En la Grecia antigua el exceso de confianza en uno mismo por falta de control de sus impulsos internos era el comportamiento más castigado por los dioses. Era tan mal vista por las deidades esa ambición enfermiza de querer ser más de lo humanamente posible y de lo que el destino le asignaba que antes de destruirlo primero lo volvían loco como castigo.
Heródoto, el historiador turco, lo expresa en una hermosa metáfora: "La divinidad fulmina con sus rayos a los seres que sobresalen demasiado, sin permitir que se jacten de su condición; en cambio, los pequeños no despiertan sus iras. Siempre lanza sus dardos desde el cielo contra los mayores edificios y los árboles más altos, pues la divinidad tiende a abatir todo lo que descuella en demasía".
En los años 70 de nuestra época, el medico neurólogo David Owen investiga esa desmesura afectiva de transgredir los límites impuestos, ya no desde los míticos dioses de la antigüedad sino desde las leyes y las normas públicas de la ciencia. En su libro En el poder y en la enfermedad nos habla desde el punto de vista psicológico cómo afecta esta enfermedad a los gobernantes del mundo, y sobre todo, a su pueblo en la toma de sus decisiones.
Owen nos alerta del peligro. Existe actualmente una dificultad democrática para destituir a los dirigentes que caracterizados por esta patología, se atornillan en el poder embriagados de poder. Nos dice que en las dictaduras es característica esa enfermedad psíquica en sus gobernantes, pero que también se presenta en la democracia débiles donde el pueblo es inculto y pobre de espíritu. Y nos da más pistas: entre otras, nos dice que la herramienta más eficaz que utilizan estos gobernantes en democracia es el miedo y el terror como mecanismo de sostén...
Pero los romanos aprendieron la lección de los griegos antiguos. Se dice que los emperadores romanos tenían a un lacayo permanentemente al lado recordándolas que eran simplemente hombres. En cambio nosotros, ¿por qué no aprendemos?, ¿por qué no le decimos al embriagado de poder que se tranquilice y deje de gobernarnos con sus políticas enfermizas en su antojo de poder?, ¿por qué en vez de hacérselo ver en las urnas, seguimos adorándolos?
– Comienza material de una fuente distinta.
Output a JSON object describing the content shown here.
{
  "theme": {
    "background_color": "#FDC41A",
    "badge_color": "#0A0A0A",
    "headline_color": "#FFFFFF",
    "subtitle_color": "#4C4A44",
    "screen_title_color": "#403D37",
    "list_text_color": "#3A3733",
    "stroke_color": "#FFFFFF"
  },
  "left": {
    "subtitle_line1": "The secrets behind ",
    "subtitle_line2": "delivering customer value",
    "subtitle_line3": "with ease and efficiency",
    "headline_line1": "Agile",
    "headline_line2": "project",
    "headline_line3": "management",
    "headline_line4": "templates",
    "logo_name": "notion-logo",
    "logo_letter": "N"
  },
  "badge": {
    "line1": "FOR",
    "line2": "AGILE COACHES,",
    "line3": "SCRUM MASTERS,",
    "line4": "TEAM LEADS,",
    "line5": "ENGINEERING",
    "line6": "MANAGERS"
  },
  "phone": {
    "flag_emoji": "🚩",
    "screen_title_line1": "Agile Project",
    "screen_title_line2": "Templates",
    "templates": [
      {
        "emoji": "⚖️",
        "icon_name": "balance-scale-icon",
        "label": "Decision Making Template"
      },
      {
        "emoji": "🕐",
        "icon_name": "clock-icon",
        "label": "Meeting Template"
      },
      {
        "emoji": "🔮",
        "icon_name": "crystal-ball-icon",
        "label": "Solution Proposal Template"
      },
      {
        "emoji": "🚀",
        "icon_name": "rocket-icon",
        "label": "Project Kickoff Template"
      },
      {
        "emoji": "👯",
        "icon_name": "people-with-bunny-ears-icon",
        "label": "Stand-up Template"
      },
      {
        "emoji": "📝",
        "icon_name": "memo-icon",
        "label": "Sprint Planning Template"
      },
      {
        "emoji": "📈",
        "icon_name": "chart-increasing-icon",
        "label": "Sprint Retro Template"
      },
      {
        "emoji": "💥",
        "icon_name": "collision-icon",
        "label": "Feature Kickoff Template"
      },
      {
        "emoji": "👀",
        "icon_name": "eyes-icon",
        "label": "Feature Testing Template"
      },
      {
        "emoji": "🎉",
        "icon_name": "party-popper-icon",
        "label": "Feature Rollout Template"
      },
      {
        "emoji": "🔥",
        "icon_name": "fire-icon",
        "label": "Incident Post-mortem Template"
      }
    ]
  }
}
Por ejemplo, y para hablar claro, en América Latina hay tres personajes que sufren esta enfermedad horrible: Ortega, Maduro y Uribe. Los primeros son dictadores casi confesos y su pueblo se muestra insatisfecho por sus actos abusivos. En cambio, en Colombia sucede algo especial: a través de su pupilo, Uribe gobierna un país que dice ser democrático pero su pueblo lo sigue con el alma, con el alma de un esclavo.
De todas formas ya los dioses los han castigado: los tres están más locos que una cabra. Algo es algo.